Zwei Monate Später an einem sonnigen Wintervormittag. Die theoretische Ausbildung und ein Praktikum in der Anästhesie und auf der Intensivstation liegen hinter mir. Nun fahre ich einen Monat mit dem Rettungswagen (RTW) und dem Notarzteinsatzfahrzeug (NEF) als Dritter mit, bevor mich die Abschlussprüfung zum Dienst als Zweiter Mann auf dem Krankentransportwagen (KTW) qualifizieren würde.

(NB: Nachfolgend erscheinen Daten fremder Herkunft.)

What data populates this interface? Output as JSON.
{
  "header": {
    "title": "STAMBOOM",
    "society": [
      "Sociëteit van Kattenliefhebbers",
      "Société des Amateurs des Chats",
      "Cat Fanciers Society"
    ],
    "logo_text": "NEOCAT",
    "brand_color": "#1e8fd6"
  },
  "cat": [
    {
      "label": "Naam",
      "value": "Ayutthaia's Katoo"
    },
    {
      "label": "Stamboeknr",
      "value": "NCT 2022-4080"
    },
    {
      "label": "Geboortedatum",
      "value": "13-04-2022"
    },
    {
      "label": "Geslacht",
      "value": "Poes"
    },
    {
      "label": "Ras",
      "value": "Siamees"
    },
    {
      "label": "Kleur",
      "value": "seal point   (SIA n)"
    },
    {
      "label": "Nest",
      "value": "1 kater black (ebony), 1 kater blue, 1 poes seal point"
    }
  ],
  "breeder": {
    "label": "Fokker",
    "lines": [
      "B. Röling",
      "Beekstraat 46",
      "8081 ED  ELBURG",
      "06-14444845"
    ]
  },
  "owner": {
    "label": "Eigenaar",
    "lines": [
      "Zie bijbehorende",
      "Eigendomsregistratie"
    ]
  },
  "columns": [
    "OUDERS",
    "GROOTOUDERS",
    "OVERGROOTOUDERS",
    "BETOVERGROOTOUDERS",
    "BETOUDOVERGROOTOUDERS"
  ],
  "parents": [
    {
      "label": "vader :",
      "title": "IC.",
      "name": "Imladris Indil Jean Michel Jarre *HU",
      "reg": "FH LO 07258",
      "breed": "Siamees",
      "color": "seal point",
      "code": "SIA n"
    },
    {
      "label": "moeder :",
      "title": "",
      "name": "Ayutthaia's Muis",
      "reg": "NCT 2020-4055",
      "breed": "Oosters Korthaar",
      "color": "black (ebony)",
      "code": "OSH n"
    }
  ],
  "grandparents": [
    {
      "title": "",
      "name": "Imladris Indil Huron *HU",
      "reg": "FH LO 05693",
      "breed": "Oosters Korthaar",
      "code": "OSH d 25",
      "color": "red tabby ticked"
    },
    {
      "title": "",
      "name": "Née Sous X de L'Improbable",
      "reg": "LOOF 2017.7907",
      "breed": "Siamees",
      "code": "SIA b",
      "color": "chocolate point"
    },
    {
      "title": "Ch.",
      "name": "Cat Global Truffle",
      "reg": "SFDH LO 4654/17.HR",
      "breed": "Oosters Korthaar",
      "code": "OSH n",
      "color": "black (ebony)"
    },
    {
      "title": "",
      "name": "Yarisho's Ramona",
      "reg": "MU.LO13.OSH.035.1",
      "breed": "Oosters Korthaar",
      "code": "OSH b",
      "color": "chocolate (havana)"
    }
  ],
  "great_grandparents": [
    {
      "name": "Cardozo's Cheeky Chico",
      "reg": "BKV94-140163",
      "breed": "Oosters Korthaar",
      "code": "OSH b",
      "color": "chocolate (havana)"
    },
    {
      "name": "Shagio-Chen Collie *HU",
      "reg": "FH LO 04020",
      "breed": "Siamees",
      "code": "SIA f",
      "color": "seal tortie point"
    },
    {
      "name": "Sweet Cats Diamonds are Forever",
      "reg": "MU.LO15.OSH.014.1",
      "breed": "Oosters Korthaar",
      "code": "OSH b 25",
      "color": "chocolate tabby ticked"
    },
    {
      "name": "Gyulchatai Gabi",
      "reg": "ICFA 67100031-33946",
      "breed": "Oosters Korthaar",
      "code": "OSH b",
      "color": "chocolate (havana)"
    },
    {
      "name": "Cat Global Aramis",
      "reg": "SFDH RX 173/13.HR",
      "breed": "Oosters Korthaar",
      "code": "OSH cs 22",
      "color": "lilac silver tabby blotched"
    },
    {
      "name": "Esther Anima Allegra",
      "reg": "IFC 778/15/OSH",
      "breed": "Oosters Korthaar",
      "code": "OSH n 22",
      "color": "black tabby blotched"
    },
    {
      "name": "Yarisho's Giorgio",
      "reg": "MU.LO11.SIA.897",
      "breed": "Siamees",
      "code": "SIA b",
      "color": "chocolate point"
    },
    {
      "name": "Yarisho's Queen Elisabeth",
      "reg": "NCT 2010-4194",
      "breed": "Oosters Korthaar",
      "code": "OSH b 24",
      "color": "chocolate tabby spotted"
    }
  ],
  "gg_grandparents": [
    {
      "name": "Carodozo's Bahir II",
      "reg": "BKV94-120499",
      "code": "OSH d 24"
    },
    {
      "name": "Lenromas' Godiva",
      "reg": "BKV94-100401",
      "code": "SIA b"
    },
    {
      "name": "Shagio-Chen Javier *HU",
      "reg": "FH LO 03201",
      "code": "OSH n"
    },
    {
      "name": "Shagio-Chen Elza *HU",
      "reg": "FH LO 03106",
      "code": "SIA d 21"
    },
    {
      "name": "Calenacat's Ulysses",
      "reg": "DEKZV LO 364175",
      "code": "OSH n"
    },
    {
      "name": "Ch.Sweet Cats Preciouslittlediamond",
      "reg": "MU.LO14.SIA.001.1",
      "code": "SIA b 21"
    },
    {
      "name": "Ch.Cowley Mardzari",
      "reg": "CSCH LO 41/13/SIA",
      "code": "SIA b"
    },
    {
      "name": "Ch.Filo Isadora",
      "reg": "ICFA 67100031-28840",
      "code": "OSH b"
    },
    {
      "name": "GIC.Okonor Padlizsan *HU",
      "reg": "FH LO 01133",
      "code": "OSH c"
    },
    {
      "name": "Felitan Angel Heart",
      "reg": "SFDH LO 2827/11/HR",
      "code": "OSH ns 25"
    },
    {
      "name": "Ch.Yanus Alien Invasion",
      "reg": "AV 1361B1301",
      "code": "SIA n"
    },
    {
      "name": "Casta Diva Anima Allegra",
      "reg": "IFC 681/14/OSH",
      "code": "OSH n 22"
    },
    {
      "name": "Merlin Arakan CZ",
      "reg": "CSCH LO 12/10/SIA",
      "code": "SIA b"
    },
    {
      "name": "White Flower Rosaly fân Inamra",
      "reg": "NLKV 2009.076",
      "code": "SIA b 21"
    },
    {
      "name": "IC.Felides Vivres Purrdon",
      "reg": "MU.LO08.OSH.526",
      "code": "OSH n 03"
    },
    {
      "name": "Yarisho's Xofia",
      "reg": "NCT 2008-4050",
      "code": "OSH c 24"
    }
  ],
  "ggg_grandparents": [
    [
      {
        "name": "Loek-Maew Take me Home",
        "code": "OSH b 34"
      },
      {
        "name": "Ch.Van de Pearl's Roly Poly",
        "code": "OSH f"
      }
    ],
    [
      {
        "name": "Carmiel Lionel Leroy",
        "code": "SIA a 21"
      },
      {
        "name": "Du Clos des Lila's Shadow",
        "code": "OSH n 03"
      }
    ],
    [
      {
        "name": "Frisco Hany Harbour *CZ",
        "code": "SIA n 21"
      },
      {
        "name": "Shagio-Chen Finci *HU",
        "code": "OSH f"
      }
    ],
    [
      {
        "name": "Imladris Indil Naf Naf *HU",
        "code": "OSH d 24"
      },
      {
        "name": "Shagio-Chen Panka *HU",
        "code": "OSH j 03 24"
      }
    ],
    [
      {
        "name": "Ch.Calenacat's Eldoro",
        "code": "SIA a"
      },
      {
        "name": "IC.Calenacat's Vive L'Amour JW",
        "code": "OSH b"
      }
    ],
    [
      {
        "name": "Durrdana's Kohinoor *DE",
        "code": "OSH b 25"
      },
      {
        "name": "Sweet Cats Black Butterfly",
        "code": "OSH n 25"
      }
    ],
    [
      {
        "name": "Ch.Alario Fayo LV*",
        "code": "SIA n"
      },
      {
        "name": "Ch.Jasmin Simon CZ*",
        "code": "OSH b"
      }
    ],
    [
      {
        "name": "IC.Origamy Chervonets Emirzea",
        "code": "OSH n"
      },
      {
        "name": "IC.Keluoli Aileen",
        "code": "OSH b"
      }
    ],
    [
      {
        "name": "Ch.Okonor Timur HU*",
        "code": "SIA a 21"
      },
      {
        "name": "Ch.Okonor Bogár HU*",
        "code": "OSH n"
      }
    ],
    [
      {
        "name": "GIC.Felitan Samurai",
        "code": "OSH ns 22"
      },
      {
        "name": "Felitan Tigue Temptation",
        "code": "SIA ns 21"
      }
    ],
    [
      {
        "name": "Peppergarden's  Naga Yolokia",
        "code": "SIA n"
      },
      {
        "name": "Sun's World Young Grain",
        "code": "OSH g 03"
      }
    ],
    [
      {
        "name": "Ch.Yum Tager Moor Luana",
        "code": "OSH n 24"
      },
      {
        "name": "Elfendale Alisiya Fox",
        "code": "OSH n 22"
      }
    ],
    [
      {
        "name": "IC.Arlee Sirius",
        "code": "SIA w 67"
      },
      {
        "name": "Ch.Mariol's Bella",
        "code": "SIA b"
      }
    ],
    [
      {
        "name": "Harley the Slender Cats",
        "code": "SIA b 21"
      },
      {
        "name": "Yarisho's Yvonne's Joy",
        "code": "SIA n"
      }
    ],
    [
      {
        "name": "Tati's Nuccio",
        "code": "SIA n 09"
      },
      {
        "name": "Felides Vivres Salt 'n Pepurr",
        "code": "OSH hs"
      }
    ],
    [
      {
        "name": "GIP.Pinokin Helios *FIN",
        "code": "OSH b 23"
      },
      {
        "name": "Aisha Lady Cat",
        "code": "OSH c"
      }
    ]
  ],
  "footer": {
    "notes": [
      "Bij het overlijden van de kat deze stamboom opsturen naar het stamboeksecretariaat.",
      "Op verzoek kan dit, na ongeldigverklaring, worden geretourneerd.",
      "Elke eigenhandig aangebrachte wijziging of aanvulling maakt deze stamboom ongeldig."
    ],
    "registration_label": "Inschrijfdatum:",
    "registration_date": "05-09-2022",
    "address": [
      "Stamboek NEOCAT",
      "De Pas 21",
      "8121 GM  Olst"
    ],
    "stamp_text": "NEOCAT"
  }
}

Es wird hektisch. Das NEF hat einen Einsatz bekommen, ich soll natürlich mitfahren. Für einen ungeübten stellt schon die Einsatzfahrt mit dem 200 PS starken BMW durch den auseinanderstobenden Stadtverkehr einen ziemlichen Nervenkitzel dar. Aber die Einsatzmeldung aus dem Funkgerät – das ich mittlerweile schon recht gut verstehe – lässt die Grenze zwischen gespanntem Interesse und Furcht vor dem, was mich erwartet, verschwimmen „Am Hauptbahnhof, Bahnsteig 7, Person unter Zug“. Wir steuern den Bahnhof über Wege an, die man als normaler Verkehrsteilnehmer nicht kennen lernt. Ich erkenne, dass man mit dem Auto bis direkt auf den Bahnsteig fahren kann. Erstaunlich. Bei einem Eisenbahnunfall erwartet man für gewöhnlich, dass der Bereich weiträumig abgesperrt und in ein Blaulichtgewitter von Polizei, Feuerwehr und Rettungsfahrzeugen getaucht ist. Ich stellte mir eine Menge Schaulustiger vor, die von Polizisten mühevoll zurückgehalten wird. Am Unfallort selbst sollte die Feuerwehr mit schwerem technischen Gerät zugange sein – Hebekissen füllen sich, Trennschleifer kreischen, Generatoren dröhnen. Die Besatzung des Rettungswagens hängt in unbequemer Lage zwischen Wagonwand und Bahnsteig, um notdürftig an den Überfahrenen heranzukommen, und führt heldenhaft erste Sofortmaßnahmen durch. Unter dem Zug zeigt sich ein Bild des Grauens. Schwerste Verletzungen, großflächige Ablederungen, jede Menge Blut in dem öligen Gleisbett, Amputationen, vielleicht Eröffnung von Körperhöhlen. Wohlmöglich war der Mensch sofort tot, vielleicht hängt sein Leben am seidenen Faden, hoffentlich ist er wenigstens nicht mehr bei Bewusstsein und muss nicht leiden. Nicht so in diesem Fall. Auf dem Bahnsteig stehen zwei Polizisten. Der RTW ist wider Erwarten nicht vor uns da gewesen. Auf einer Bank sitzt der alkoholkranke Uwe S., mit dem meine Kollegen wegen vieler früherer Einsätze per Du sind, und ist nicht unterm Zug sondern auf Entzug. Das ist auch eine schlimme Sache und es ist nicht verkehrt, dass ihn sich den Notarzt mal anschaut. Aber das Großaufgebot der Feuerwehr, das sich schon wieder abgesetzt hatte, konnte da nicht helfen. Jedenfalls hatte ich mich nicht nur verhört, sondern der Einsatz war wirklich aufgrund eines Missverständnisses so übermittelt worden.